Meeting the Challenge
As is usually the case when so much high-definition attention is given to a golf course over an extended period, some reaction to Quail Hollow’s first hosting of a major included suggestions that the course had been made too difficult. But as Quail Hollow’s Head Golf Professional, Scott Davenport, notes, one person’s hard course is another’s challenging one—and that kind of reaction certainly beats the alternative of saying it was too easy.
“The goal was not to make the course harder, but to make it better,” Davenport says. “There’s value in every shot now.”
And making things better will continue to be the operative principle as the Quail Hollow team wastes no time in setting its sights on what’s next. In addition to having the Wells Fargo tournament return in 2018, The Presidents Cup, a Ryder Cup-like event that pits an international team of non-European and British players against a U.S. squad, will come to Quail Hollow in 2021.

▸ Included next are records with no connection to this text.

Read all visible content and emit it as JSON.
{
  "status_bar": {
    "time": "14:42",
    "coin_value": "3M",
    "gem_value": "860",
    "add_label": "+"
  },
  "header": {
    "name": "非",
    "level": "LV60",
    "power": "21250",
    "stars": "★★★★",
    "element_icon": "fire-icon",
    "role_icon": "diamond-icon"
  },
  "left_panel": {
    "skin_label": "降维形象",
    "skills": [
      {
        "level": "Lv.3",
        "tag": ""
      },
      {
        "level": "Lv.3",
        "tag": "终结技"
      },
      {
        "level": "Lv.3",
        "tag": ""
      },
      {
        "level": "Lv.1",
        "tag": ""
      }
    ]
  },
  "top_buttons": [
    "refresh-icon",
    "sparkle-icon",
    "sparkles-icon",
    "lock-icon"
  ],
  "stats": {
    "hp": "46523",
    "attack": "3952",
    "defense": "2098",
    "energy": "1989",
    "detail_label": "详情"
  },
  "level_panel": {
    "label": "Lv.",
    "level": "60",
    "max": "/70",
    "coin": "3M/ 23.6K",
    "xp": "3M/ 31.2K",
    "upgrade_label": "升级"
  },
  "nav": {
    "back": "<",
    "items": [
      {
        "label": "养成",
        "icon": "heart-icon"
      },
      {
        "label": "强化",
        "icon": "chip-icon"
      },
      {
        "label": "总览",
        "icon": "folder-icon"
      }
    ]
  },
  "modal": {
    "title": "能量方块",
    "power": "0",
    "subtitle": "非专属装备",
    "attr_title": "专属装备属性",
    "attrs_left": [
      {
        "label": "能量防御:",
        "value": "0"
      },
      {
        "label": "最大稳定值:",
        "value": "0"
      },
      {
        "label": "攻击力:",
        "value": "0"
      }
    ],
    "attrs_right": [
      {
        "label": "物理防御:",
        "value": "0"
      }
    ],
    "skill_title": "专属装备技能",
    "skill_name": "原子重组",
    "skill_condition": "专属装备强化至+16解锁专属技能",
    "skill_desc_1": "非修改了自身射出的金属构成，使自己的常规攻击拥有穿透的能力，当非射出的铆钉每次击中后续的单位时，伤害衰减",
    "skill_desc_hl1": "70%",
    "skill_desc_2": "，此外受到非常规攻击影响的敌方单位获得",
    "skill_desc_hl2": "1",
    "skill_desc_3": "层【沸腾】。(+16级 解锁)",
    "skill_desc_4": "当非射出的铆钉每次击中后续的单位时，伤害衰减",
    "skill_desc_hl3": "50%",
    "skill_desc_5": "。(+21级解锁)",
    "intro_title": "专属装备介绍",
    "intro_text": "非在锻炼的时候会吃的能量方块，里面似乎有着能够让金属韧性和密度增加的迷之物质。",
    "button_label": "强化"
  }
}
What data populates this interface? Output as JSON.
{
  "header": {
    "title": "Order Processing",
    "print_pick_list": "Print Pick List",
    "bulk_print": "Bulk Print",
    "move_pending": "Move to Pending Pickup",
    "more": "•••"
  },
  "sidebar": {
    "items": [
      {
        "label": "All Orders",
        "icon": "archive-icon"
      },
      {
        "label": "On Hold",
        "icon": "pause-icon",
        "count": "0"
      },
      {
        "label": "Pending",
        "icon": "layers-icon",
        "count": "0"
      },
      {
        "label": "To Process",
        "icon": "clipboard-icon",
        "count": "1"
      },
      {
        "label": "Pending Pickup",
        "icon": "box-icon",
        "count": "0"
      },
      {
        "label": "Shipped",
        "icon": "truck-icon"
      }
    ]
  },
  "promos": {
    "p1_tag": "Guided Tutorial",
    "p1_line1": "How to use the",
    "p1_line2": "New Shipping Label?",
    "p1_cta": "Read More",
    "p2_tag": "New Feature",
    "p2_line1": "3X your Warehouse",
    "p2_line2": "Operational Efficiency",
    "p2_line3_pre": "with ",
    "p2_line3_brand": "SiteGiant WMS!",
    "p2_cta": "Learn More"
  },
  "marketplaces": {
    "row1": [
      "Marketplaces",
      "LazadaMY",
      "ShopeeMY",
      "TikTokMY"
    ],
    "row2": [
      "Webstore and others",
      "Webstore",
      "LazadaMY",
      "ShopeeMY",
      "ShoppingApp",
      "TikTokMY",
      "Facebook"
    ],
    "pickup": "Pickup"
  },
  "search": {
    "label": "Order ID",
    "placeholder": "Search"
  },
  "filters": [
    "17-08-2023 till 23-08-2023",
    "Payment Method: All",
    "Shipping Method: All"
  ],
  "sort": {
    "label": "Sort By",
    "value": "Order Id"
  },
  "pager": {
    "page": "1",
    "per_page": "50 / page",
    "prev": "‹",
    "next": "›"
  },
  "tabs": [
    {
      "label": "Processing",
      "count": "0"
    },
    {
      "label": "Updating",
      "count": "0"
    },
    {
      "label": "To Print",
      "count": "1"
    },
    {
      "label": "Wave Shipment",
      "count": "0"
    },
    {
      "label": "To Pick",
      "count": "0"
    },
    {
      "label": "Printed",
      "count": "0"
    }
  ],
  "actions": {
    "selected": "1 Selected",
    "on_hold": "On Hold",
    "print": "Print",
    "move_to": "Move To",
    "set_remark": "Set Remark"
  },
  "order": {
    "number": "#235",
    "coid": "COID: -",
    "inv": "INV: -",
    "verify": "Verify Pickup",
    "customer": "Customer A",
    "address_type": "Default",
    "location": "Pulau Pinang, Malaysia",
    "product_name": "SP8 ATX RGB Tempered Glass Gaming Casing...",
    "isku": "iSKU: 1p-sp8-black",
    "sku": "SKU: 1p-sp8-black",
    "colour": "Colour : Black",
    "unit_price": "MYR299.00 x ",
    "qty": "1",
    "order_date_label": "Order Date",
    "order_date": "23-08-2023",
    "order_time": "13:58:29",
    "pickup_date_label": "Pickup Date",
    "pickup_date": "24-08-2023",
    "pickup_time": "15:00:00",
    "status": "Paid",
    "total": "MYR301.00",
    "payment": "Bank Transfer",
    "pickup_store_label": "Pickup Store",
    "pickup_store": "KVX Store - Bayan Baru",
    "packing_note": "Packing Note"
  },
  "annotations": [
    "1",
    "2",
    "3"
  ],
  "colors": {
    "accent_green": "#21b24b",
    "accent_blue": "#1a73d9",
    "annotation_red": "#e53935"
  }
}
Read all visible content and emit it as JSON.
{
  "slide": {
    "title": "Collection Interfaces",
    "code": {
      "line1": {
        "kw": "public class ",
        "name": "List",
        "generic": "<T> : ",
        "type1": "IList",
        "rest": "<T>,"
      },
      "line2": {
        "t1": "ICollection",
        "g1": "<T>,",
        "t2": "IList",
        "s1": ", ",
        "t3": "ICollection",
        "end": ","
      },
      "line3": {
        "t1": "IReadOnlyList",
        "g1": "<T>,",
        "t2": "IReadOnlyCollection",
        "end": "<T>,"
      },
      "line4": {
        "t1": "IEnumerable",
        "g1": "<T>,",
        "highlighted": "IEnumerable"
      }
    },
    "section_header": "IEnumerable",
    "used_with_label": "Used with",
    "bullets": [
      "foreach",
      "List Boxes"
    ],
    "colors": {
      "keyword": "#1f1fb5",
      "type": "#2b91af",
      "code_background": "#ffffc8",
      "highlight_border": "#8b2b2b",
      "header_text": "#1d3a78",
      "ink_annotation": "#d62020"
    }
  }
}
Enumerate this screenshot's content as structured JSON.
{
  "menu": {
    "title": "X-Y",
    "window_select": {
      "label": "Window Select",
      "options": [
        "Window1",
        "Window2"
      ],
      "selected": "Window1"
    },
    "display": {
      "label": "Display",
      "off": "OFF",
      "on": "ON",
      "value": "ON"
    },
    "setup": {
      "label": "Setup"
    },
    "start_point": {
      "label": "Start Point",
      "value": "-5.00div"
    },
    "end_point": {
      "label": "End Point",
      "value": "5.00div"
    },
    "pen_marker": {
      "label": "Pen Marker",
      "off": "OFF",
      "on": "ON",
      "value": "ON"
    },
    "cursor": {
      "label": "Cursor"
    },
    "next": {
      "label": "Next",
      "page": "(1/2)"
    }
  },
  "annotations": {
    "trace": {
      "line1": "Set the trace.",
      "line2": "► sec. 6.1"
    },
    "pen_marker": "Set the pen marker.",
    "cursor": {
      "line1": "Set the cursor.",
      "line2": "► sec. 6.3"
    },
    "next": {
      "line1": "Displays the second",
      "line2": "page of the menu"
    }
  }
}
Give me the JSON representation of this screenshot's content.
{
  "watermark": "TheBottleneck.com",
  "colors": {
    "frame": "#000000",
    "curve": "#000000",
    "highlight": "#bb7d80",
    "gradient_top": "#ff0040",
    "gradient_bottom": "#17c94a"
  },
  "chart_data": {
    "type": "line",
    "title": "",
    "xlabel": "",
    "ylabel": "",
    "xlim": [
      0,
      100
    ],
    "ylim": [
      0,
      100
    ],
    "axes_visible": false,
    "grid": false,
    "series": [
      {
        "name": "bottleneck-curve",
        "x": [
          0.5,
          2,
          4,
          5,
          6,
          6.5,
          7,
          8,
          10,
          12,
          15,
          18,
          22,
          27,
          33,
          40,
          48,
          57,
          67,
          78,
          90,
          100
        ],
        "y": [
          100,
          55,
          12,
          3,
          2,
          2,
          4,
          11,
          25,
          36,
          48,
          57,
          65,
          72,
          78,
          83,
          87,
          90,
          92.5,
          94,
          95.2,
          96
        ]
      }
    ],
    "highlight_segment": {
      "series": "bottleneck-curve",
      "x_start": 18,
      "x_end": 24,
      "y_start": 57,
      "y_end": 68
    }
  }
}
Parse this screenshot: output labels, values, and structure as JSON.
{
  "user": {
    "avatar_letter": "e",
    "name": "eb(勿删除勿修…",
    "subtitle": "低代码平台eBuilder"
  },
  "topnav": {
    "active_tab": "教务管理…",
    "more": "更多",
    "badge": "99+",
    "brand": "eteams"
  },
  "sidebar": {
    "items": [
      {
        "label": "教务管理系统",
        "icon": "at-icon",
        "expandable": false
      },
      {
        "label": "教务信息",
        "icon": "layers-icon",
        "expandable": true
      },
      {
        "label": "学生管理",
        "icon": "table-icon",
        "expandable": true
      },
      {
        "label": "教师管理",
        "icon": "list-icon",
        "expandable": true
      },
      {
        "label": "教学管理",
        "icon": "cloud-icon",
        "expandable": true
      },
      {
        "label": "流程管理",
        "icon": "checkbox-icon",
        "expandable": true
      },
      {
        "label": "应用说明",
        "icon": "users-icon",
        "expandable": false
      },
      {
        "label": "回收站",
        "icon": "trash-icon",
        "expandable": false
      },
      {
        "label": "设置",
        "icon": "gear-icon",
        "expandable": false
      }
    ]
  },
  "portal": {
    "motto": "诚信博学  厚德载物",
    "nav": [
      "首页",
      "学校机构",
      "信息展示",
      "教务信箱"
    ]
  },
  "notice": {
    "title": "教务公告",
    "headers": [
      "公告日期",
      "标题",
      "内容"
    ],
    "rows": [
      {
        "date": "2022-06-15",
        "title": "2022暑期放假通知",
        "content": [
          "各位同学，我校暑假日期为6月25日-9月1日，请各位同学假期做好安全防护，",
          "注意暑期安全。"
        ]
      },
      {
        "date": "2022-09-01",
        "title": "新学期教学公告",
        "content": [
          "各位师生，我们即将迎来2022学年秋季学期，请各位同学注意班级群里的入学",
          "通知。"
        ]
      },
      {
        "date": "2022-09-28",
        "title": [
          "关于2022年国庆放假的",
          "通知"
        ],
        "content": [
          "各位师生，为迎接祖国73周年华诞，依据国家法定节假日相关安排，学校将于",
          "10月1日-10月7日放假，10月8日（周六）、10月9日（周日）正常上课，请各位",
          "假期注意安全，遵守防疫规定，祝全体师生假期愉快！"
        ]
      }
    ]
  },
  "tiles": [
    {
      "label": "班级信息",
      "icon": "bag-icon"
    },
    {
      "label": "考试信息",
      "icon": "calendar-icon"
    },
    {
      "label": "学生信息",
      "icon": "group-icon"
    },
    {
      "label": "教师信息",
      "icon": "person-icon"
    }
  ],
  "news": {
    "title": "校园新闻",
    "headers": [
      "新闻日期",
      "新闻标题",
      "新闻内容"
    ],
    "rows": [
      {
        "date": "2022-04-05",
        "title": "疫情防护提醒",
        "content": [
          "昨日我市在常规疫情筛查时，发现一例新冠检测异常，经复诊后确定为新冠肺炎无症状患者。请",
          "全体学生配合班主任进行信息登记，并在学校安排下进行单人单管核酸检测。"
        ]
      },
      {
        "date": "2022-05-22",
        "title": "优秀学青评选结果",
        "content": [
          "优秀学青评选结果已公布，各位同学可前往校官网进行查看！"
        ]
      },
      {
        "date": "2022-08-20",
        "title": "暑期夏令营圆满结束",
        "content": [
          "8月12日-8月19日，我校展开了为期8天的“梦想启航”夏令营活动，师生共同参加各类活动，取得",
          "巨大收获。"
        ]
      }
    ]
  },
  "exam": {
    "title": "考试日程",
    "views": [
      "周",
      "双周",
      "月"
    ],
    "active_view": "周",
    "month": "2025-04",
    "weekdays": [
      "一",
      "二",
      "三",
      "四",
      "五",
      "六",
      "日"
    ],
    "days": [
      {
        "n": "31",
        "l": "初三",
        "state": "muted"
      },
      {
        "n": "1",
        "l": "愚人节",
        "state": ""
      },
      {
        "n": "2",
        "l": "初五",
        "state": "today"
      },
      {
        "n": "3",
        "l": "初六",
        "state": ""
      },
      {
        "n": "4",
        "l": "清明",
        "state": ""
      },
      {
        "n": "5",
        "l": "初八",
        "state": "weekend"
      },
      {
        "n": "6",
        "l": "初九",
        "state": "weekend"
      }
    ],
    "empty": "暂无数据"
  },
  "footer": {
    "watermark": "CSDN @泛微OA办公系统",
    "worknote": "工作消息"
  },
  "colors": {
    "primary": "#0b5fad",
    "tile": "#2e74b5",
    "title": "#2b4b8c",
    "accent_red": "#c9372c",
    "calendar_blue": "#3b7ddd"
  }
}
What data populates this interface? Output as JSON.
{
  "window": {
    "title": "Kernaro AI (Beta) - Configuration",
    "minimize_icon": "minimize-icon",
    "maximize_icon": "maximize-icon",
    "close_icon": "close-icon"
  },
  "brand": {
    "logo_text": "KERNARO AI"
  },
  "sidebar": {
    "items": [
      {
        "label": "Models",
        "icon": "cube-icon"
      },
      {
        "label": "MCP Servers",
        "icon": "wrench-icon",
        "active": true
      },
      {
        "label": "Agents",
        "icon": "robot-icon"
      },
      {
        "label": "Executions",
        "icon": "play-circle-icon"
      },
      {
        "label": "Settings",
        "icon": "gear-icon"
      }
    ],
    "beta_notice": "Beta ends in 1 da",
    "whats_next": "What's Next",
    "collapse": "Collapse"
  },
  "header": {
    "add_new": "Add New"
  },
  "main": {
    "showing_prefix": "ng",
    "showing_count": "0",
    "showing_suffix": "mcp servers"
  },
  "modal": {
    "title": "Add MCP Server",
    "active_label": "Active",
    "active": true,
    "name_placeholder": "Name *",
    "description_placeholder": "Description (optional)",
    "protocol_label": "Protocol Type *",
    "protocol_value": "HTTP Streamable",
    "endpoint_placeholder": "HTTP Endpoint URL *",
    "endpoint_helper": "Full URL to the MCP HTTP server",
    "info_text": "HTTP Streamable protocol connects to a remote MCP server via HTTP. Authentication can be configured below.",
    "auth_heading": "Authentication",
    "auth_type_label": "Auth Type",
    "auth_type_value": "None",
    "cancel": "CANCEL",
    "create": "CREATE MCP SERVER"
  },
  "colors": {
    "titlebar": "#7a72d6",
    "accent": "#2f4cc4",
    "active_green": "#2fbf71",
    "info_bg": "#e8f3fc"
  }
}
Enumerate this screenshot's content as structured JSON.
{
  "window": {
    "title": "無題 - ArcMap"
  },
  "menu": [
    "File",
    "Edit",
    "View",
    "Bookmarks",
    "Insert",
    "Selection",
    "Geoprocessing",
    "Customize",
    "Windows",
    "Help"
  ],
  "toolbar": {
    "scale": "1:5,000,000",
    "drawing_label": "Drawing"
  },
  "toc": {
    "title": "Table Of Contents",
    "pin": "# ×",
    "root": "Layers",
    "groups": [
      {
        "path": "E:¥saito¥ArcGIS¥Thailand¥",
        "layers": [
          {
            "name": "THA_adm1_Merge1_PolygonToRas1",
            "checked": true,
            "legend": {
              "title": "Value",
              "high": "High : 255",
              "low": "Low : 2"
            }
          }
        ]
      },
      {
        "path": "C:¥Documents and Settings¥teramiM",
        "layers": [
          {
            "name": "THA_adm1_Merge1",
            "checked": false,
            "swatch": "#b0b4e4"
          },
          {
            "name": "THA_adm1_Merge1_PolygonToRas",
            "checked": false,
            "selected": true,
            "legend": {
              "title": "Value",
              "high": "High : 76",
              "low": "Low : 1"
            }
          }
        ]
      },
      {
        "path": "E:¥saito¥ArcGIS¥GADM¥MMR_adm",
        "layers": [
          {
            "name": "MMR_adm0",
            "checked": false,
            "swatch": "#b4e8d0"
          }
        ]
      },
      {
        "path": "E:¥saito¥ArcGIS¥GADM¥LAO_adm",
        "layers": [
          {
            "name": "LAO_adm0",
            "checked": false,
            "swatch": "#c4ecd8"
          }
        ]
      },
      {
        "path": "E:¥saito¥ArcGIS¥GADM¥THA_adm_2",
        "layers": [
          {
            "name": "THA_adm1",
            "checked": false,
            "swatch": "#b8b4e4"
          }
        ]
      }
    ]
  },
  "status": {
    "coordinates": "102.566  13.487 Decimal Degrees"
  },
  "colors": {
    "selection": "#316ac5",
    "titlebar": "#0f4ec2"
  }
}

“I can’t think of any club that’s gone through a stretch of tournaments like we will between this year’s PGA Championship and the President’s Cup,” says DeLozier, who also feels that the emergence of new star players from Asia, South America and other parts of the world only stands to make that competition more attractive by the time it comes to Charlotte. At the same time, no one doubts that Quail Hollow will also pursue landing other high-profile events with even more vigor, after showing what it could do with this year’s PGA. And the new schedule announced by the PGA, which will move future PGA Championships to May, only bodes well for locations in more temperate climates like Charlotte.
“The attitude of let’s take it to the next level permeates everything we do now—it’s in our DNA,” DeLozier says. “Outside of a certain club in Georgia, we think you’d be hard-pressed to find any place that can deliver all that we can.”